Di questo periodo successivo è particolare la testimonianza di Riner Montemaggi ballerino dice: “In t’la nosta rumagna e boogie i ne balèva piòi vlòiva la musica ad Secondo e chè al ciacri. I l’avòiva bott tun cantòun l’americèn” (nella nostra romagna il boogie non lo ballavano più, volevano la musica di Secondo (Casadei), non chiacchere. L’avevano buttato in un angolo l’americano).
Questo è anche il periodo in cui nasce il grande connubio con la Radio.
L’orchestra Casadei diventa la padrona incontrastata delle trasmissioni di Radio Capodistria.
La radio di stato non da spazi ma la radio slava la prima tra l’altro libera, sì.
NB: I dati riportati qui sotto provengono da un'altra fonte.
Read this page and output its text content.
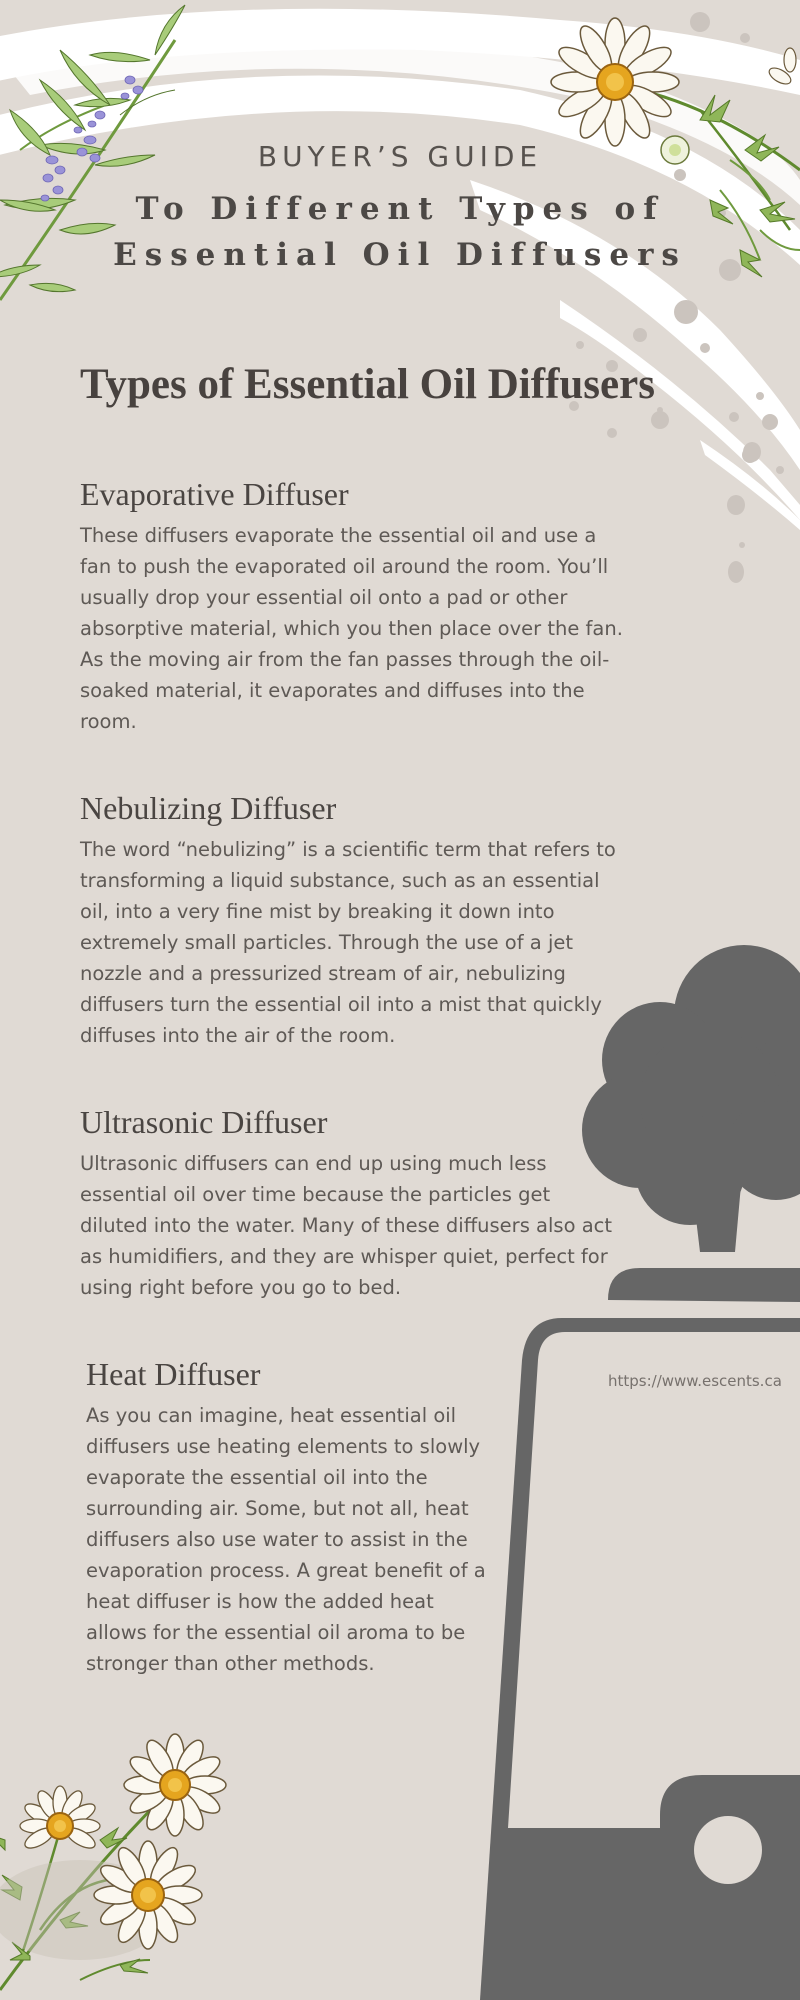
BUYER’S GUIDE
To Different Types of
Essential Oil Diffusers
Types of Essential Oil Diffusers
Evaporative Diffuser

These diffusers evaporate the essential oil and use a fan to push the evaporated oil around the room. You’ll usually drop your essential oil onto a pad or other absorptive material, which you then place over the fan. As the moving air from the fan passes through the oil-soaked material, it evaporates and diffuses into the room.

Nebulizing Diffuser

The word “nebulizing” is a scientific term that refers to transforming a liquid substance, such as an essential oil, into a very fine mist by breaking it down into extremely small particles. Through the use of a jet nozzle and a pressurized stream of air, nebulizing diffusers turn the essential oil into a mist that quickly diffuses into the air of the room.

Ultrasonic Diffuser

Ultrasonic diffusers can end up using much less essential oil over time because the particles get diluted into the water. Many of these diffusers also act as humidifiers, and they are whisper quiet, perfect for using right before you go to bed.

Heat Diffuser

As you can imagine, heat essential oil diffusers use heating elements to slowly evaporate the essential oil into the surrounding air. Some, but not all, heat diffusers also use water to assist in the evaporation process. A great benefit of a heat diffuser is how the added heat allows for the essential oil aroma to be stronger than other methods.

https://www.escents.ca
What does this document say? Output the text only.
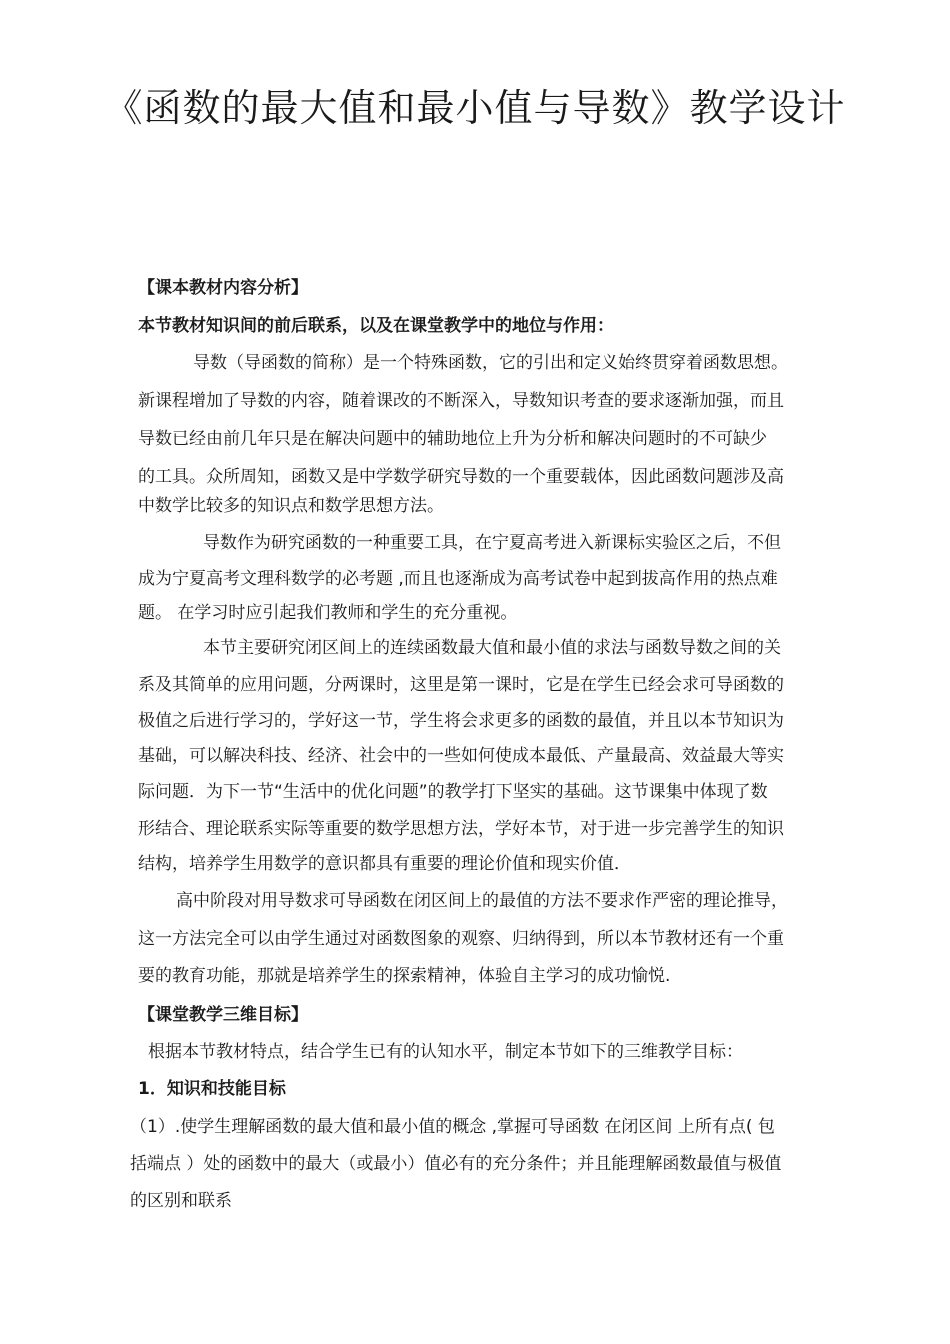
《函数的最大值和最小值与导数》教学设计

【课本教材内容分析】

本节教材知识间的前后联系，以及在课堂教学中的地位与作用：

导数（导函数的简称）是一个特殊函数，它的引出和定义始终贯穿着函数思想。

新课程增加了导数的内容，随着课改的不断深入，导数知识考查的要求逐渐加强，而且

导数已经由前几年只是在解决问题中的辅助地位上升为分析和解决问题时的不可缺少

的工具。众所周知，函数又是中学数学研究导数的一个重要载体，因此函数问题涉及高

中数学比较多的知识点和数学思想方法。

导数作为研究函数的一种重要工具，在宁夏高考进入新课标实验区之后，不但

成为宁夏高考文理科数学的必考题 ,而且也逐渐成为高考试卷中起到拔高作用的热点难

题。 在学习时应引起我们教师和学生的充分重视。

本节主要研究闭区间上的连续函数最大值和最小值的求法与函数导数之间的关

系及其简单的应用问题，分两课时，这里是第一课时，它是在学生已经会求可导函数的

极值之后进行学习的，学好这一节，学生将会求更多的函数的最值，并且以本节知识为

基础，可以解决科技、经济、社会中的一些如何使成本最低、产量最高、效益最大等实

际问题．为下一节“生活中的优化问题”的教学打下坚实的基础。这节课集中体现了数

形结合、理论联系实际等重要的数学思想方法，学好本节，对于进一步完善学生的知识

结构，培养学生用数学的意识都具有重要的理论价值和现实价值．

高中阶段对用导数求可导函数在闭区间上的最值的方法不要求作严密的理论推导，

这一方法完全可以由学生通过对函数图象的观察、归纳得到，所以本节教材还有一个重

要的教育功能，那就是培养学生的探索精神，体验自主学习的成功愉悦.

【课堂教学三维目标】

根据本节教材特点，结合学生已有的认知水平，制定本节如下的三维教学目标：

1．知识和技能目标

（1）.使学生理解函数的最大值和最小值的概念 ,掌握可导函数 在闭区间 上所有点( 包

括端点 ）处的函数中的最大（或最小）值必有的充分条件；并且能理解函数最值与极值

的区别和联系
“Musica per voi” è la trasmissione che lancia nel 1958 Romagna mia in tutta Europa e Nord Africa.
In una intervista il suo conduttore dichiara che se avesse anche solo preso 100 lire per ogni volta che gli era stata richiesta, sarebbe diventato miliardario.
Gli anni sessanta sono contrassegnati da un grande ritorno della musica da ballo romagnola e di conseguenza dei ballerini.
La professoressa Iris Mordenti (violinista) ricorda le serate di pienone dove i ballerini faticavano a ballare: “A volte tutti si fermavano formando un cerchio e i migliori erano invitati a esibirsi al suo interno”.
Le orchestre si moltiplicano e gli appuntamenti anche, così si organizzano i primi campionati di ballo Romagnolo.

Nel 1968 G. Piero e Anna Cicognani, nipoti di Elio Cicognani grande ballerino faentino, hanno una brillante intuizione, quella di preservare, rinnovare, e tramandare la tradizione del ballo romagnolo.
Assieme riportano sulla scena del ballo, variazioni perdutesi nel dopoguerra: la saltata a sinistra della polca e la direzione di ballo, creano un concetto nuovo di accompagnamento costruito sul fraseggio musicale e divisione delle parti.
Creano inoltre variazioni come nel caso della polca che incontrano immediatamente i favori del pubblico e dei ballerini: i passi doppi girati a destra e a sinistra, il passo di cambio, i passi sincopati, i passettini e la fermata a metà trio.
Nel 1975 Giampiero Cicognani completa il suo grande lavoro, codificando i passi e creando le basi delle Danze, ne scrive la prima edizione per la quale gli verrà conferito il Diploma di Maestro di Danze Folk dell’Associazione Nazionale Maestri di Ballo.
Queste basi sono tuttora materia di esame per i Maestri e per le competizioni di Danze Folk.
Il 20 giugno 1976 si fonda la Federazione Danze Folk romagnola tra i maggiori esponenti del ballo romagnolo,  ufficializzando così il genere e i suoi passi.